Что же еще помню я об этих годах, что согревает сердце? Не уроки, не постановки, не отметки, нет – друзья! Те несколько человек, чьи характеры и жизненное поведение невольно формировали меня. Сначала о девочках, этом сильном поле. Они, эти милые создания, были активней, способней, сообразительней, опрятней нас, мальчишек. Это заметно и сегодня. Художественные выставки театральных работ 1970–1980-х годов дают возможность воочию увидеть взлет, как сейчас говорят, феминистского искусства. И не только в театральном деле – женская “ветвь” в живописи необыкновенно мощна.
Так вот, девочки нашего техникума. Конечно, звездой была и осталась на всю жизнь Вера Ипполитовна Аралова[4]: высокая, красивая, длинноногая, очень талантливая. Образ летящей стрелы необыкновенно подходил к ней. Рисовала она стремительно, большими кусками, обобщенной линией, видя всю натуру целиком. Единственным ее недостатком была любовь к карандашным огрызкам. Новый карандаш она разрезала на четыре части и только тогда, огрызком в четыре сантиметра, принималась рисовать. Держала его в щепотке пальцев у самого графита. “Мне так удобно”, – говорила она.
Когда, чем, как формируется это чувство – удобно? Какие силы внутри нас, без спроса у нашего сознания, во сне и наяву отбирают, сортируют, закрепляют наши привычки?
Воспитание троих сыновей, ранняя смерть мужа могли стать подспорьем для слабой воли, чтобы оправдать потерю темпоритма художественных усилий. Но не тут-то было! Добрая созидательная воля Веры решала иначе, и Аралова нашла в себе “лишние” силы (ни за что не напишу “мужество”, поскольку принадлежность к мужскому полу не обязательно обеспечивает то, что подразумевается под словом “мужество”), чтобы ярко и продуктивно работать в театре и в живописи, быть активным, приветливым, веселым и искренним человеком.

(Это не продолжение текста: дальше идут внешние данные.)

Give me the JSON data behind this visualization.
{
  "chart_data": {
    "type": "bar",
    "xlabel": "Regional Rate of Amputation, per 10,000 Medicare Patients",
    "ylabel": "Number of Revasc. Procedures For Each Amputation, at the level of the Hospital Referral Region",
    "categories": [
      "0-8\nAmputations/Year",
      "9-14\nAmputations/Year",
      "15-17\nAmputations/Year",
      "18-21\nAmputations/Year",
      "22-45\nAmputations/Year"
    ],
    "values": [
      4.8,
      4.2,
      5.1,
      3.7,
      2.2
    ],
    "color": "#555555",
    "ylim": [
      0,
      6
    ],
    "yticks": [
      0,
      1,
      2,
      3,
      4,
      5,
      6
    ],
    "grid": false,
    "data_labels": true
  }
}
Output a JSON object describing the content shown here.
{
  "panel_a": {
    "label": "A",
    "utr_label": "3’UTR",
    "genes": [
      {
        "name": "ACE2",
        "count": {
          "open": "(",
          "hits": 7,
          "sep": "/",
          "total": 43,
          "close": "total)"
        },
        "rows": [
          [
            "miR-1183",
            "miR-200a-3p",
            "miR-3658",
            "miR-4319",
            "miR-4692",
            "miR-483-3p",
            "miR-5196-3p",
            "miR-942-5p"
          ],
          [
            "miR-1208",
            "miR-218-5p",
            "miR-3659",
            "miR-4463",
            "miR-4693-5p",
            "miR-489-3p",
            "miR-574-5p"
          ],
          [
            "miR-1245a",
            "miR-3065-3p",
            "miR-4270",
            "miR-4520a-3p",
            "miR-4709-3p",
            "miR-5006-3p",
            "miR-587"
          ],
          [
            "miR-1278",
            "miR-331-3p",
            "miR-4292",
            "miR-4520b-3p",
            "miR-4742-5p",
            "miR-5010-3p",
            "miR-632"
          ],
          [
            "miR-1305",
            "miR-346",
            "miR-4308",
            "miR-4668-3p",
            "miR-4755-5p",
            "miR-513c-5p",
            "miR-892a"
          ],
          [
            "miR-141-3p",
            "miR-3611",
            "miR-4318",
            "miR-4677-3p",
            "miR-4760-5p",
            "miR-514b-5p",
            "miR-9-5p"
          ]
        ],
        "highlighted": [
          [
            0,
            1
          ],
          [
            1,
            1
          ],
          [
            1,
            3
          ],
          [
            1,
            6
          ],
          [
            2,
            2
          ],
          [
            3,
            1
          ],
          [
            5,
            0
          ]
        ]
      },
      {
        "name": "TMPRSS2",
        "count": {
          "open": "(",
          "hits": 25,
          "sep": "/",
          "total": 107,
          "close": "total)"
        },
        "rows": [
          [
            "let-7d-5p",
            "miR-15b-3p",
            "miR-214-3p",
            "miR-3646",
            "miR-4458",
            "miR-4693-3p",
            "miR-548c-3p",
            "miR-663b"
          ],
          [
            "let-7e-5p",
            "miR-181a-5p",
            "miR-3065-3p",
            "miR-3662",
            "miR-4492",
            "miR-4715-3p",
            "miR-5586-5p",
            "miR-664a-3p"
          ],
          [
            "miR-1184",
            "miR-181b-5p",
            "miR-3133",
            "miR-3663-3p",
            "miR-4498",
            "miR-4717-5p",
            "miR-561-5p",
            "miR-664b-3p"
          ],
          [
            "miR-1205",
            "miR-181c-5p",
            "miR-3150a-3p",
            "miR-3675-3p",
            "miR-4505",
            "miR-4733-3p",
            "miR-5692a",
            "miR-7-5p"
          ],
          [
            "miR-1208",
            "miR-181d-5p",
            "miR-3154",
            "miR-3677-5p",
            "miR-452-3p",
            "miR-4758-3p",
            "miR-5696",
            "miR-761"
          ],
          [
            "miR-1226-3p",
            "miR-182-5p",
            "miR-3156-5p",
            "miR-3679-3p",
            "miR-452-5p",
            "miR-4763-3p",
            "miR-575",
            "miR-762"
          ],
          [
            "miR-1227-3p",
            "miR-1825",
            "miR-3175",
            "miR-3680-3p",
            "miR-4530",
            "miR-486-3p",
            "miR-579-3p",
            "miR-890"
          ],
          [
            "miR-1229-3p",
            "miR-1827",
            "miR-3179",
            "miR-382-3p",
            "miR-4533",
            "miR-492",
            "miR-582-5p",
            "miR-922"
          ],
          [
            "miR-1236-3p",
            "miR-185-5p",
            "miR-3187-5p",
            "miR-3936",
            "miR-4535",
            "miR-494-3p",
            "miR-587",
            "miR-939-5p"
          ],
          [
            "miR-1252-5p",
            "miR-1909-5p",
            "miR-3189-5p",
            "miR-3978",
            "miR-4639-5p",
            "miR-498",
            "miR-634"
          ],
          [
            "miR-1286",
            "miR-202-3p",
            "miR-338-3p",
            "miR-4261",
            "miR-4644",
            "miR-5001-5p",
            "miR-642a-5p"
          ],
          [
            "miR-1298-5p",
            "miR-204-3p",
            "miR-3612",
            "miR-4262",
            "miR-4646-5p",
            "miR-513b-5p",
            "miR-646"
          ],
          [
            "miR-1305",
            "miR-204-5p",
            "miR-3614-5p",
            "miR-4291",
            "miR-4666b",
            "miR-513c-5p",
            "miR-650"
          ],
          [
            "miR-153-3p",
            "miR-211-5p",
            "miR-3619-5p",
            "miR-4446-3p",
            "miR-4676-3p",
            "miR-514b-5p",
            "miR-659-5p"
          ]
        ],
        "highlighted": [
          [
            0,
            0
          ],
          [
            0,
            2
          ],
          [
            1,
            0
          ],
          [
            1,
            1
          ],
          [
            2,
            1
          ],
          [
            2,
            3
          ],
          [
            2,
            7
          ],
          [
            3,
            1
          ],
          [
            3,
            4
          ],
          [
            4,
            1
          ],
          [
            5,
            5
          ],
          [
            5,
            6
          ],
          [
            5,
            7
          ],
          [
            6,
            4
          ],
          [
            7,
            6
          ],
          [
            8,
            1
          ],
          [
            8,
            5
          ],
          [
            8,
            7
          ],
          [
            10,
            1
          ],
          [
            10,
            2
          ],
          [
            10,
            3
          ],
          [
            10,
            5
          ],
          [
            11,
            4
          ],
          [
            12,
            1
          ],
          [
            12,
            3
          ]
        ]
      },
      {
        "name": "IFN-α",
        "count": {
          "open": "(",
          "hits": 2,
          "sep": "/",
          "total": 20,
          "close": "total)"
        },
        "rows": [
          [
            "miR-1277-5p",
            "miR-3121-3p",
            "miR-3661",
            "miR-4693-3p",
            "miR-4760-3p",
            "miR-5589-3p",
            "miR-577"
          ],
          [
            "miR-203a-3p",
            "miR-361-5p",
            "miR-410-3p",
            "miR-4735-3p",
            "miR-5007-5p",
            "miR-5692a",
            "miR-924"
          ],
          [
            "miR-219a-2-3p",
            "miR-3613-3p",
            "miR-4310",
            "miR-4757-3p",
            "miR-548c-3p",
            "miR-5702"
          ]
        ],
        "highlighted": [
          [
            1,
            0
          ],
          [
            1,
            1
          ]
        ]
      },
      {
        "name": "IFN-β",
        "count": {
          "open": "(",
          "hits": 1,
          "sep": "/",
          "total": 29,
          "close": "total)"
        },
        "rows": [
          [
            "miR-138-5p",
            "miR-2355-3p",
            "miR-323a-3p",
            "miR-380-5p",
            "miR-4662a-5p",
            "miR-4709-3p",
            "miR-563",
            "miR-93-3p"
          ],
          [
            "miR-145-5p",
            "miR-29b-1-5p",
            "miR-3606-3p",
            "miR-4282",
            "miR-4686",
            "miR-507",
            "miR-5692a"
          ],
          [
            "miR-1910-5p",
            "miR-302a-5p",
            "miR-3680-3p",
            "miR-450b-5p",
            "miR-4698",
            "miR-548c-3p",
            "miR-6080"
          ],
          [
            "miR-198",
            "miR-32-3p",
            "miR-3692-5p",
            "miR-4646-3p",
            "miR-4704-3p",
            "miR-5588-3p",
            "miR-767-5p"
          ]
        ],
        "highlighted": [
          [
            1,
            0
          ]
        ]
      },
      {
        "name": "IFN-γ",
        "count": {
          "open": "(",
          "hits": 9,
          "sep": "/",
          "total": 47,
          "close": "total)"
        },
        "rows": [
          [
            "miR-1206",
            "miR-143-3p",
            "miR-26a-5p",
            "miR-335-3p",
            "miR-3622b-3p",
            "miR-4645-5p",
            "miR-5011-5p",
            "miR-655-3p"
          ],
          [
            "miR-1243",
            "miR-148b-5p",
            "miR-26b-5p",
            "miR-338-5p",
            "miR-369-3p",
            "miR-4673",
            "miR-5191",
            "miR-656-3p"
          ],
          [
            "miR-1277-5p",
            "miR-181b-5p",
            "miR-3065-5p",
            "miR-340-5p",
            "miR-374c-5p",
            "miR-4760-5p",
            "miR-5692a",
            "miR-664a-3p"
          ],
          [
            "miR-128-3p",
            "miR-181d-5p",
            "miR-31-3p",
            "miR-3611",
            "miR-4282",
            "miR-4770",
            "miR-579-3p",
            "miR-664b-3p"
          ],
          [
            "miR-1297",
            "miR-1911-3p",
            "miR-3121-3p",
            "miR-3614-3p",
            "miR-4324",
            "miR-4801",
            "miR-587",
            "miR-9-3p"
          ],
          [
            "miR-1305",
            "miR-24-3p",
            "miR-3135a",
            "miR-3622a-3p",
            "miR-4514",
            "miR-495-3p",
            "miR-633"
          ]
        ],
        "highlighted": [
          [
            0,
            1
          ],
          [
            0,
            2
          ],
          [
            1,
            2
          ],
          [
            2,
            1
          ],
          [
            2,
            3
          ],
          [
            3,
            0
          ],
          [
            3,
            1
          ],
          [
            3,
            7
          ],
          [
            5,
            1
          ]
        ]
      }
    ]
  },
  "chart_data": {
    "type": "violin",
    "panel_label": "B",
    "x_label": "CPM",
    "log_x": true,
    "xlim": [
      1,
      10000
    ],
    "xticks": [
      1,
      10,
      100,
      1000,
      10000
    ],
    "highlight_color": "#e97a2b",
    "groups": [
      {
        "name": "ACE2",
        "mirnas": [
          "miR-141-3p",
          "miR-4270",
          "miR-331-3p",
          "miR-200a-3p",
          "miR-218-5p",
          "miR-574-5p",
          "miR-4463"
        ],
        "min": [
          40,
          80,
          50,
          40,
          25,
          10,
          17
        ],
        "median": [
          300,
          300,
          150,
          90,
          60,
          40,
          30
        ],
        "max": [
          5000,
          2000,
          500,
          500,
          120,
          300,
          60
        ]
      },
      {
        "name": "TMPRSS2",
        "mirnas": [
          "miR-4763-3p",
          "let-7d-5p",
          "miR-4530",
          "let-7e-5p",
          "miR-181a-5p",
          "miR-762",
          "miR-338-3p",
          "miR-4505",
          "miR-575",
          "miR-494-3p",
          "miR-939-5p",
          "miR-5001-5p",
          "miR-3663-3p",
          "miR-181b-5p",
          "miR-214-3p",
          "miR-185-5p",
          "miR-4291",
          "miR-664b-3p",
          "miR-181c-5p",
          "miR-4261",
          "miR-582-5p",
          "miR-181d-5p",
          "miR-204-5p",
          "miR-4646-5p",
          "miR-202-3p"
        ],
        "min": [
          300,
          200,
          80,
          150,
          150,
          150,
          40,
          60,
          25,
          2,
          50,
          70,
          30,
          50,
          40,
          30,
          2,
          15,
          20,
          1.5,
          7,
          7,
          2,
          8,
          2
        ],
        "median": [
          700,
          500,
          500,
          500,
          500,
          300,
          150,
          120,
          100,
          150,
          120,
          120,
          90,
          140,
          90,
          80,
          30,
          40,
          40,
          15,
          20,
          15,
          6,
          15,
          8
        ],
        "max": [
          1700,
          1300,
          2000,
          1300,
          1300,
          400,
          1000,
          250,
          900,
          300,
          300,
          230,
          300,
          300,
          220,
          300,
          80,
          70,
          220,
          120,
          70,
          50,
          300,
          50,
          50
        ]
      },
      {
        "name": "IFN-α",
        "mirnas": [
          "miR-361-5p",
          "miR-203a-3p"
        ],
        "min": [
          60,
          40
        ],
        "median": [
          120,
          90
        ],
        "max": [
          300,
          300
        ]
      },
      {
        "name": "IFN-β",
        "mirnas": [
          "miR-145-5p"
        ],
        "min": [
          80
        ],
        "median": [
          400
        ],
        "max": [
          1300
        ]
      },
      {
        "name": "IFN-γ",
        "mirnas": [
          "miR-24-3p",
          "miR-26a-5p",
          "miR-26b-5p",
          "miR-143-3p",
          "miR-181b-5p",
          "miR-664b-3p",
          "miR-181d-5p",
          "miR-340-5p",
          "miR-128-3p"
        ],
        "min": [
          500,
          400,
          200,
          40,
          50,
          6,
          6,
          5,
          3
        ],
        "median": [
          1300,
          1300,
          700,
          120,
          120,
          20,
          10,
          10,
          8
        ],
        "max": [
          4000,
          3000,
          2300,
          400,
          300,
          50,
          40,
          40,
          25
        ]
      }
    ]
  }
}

Своеобразный живописец вырос из Ирины Вилковир. В юности авторство ее пейзажей или натюрмортов можно было моментально определить по фактуре живописи. Она клала мазки справа налево, немного по диагонали. Их словно гнал ветер от правого верхнего угла картины к левому нижнему. Ирина рисовала странно, как-то расплывчато, как будто бы ей трудно было удержать границы формы. Возможно, что эти “отклонения” от некой нормы и есть наше творческое лицо?
Интересно работала, особенно в плакате, Вера Любовская, Ливанова по мужу. Ольга Эйгес, Тамара Дьякова, ставшая потом блестящим художником-декоратором в Большом театре. Хорошо начинала Ляля Коркина, но очень рано умерла.
Сегодня пасмурно и ветрено. Листья падают, да нет, не падают, а улетают с потоком воздуха, кувыркаясь и взвиваясь вверх стремительно, улетают далеко в сторону от своей родной березы. Но большая часть листьев еще зеленая, как в июле. Разные судьбы, даже у листьев.
Из мужской половины нашего курса запомнились, оставили добрый след Николай Сосунов, Борис Попов, Аркадий Свищев, Владимир Зимин, Иван Трояновский. Попов вырос в незаурядного “чистого” живописца, не связанного с прикладной формой искусства. Свищев работает в театрах периферии. Зимин (муж Дьяковой) – классный художник-исполнитель – работал в Большом театре. Сосунов стал самым большим моим другом, примером в труде, нравственности и силе духа.